Al, Karel says that currently you can not execute multiple options with a MS_PROPOGATE in the same syscall.
mount /dev/sda1 /mnt -o foo,bar,shared
So mount would have to call two different Syscalls one to set foo,bar and one to set shared, which is a potential race condition. Can the kernel be fixed to allow them all at the same time?
We really need to fix the mount() syscall in kernel to allow multiple flags. The bug 755216 is another reason why.
This obviously needs to happen upstream. Is someone actively working on a patch to do this?
(Marking as FutureFeature so it doesn't get auto-closed)

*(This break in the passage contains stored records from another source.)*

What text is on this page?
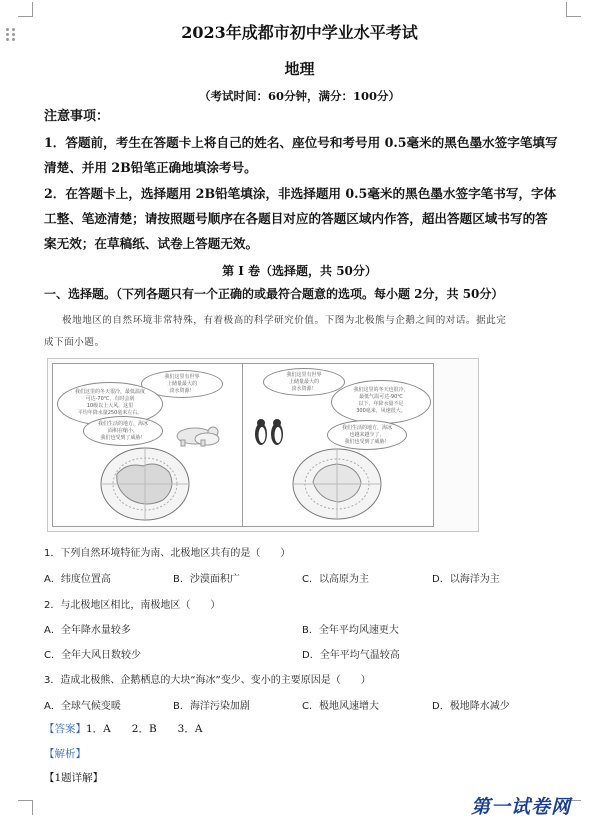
2023年成都市初中学业水平考试
地理
（考试时间：60分钟，满分：100分）
注意事项：
1．答题前，考生在答题卡上将自己的姓名、座位号和考号用 0.5毫米的黑色墨水签字笔填写
清楚、并用 2B铅笔正确地填涂考号。
2．在答题卡上，选择题用 2B铅笔填涂，非选择题用 0.5毫米的黑色墨水签字笔书写，字体
工整、笔迹清楚；请按照题号顺序在各题目对应的答题区域内作答，超出答题区域书写的答
案无效；在草稿纸、试卷上答题无效。
第 I 卷（选择题，共 50分）
一、选择题。（下列各题只有一个正确的或最符合题意的选项。每小题 2分，共 50分）
极地地区的自然环境非常特殊，有着极高的科学研究价值。下图为北极熊与企鹅之间的对话。据此完
成下面小题。
我们这里有世界
上储量最大的
淡水资源！
我们这里的冬天很冷，最低温度
可达-70℃，有时会刮
10级以上大风，这里
平均年降水量250毫米左右。
我们生活的地方，海冰
面积在缩小，
我们也受到了威胁！
我们这里有世界
上储量最大的
淡水资源！	我们这里的冬天也很冷，
最低气温可达-90℃
以下，年降水量不足
300毫米，风速很大。
我们生活的地方，海冰
也越来越少了，
我们也受到了威胁！
1．下列自然环境特征为南、北极地区共有的是（　　）
A．纬度位置高	B．沙漠面积广	C．以高原为主	D．以海洋为主
2．与北极地区相比，南极地区（　　）
A．全年降水量较多	B．全年平均风速更大
C．全年大风日数较少	D．全年平均气温较高
3．造成北极熊、企鹅栖息的大块“海冰”变少、变小的主要原因是（　　）
A．全球气候变暖	B．海洋污染加剧	C．极地风速增大	D．极地降水减少
【答案】1．A　　2．B　　3．A
【解析】
【1题详解】
第一试卷网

In presence of this bug I'm inclined to say that having PrivateTmp=true by default is an inappropriate default for many services. It is very surprising behaviour that "mount /foo" does not show up in my running httpd daemon.
I take it this isn't getting fixed any time soon?
I thought that systemd was going to take care of this, IE
mount --make-rshared /
At boot time?
systemd calls this in early boot:
mount(NULL, "/", NULL, MS_REC|MS_SHARED, NULL);
It does it since version 190. It's also been backported to F17 in systemd-44-23.fc17.
Strange I am seeing similar problems with xguest not seeing usb sticks being inserted. Then if I login as root and execute
mount --make-rshared /
And login as xguest again, the disk starts show up.
Looking at mountinfo shows everything shared.
Joe, if you stop the apache server and run
systemctl httpd.service stop
mount --make-rshared /
systemctl httpd.service start
Does httpd see the new mount points?
Closing this. There's been no new comment in over 2 years. Please open a new bug if there's something actionable on this still.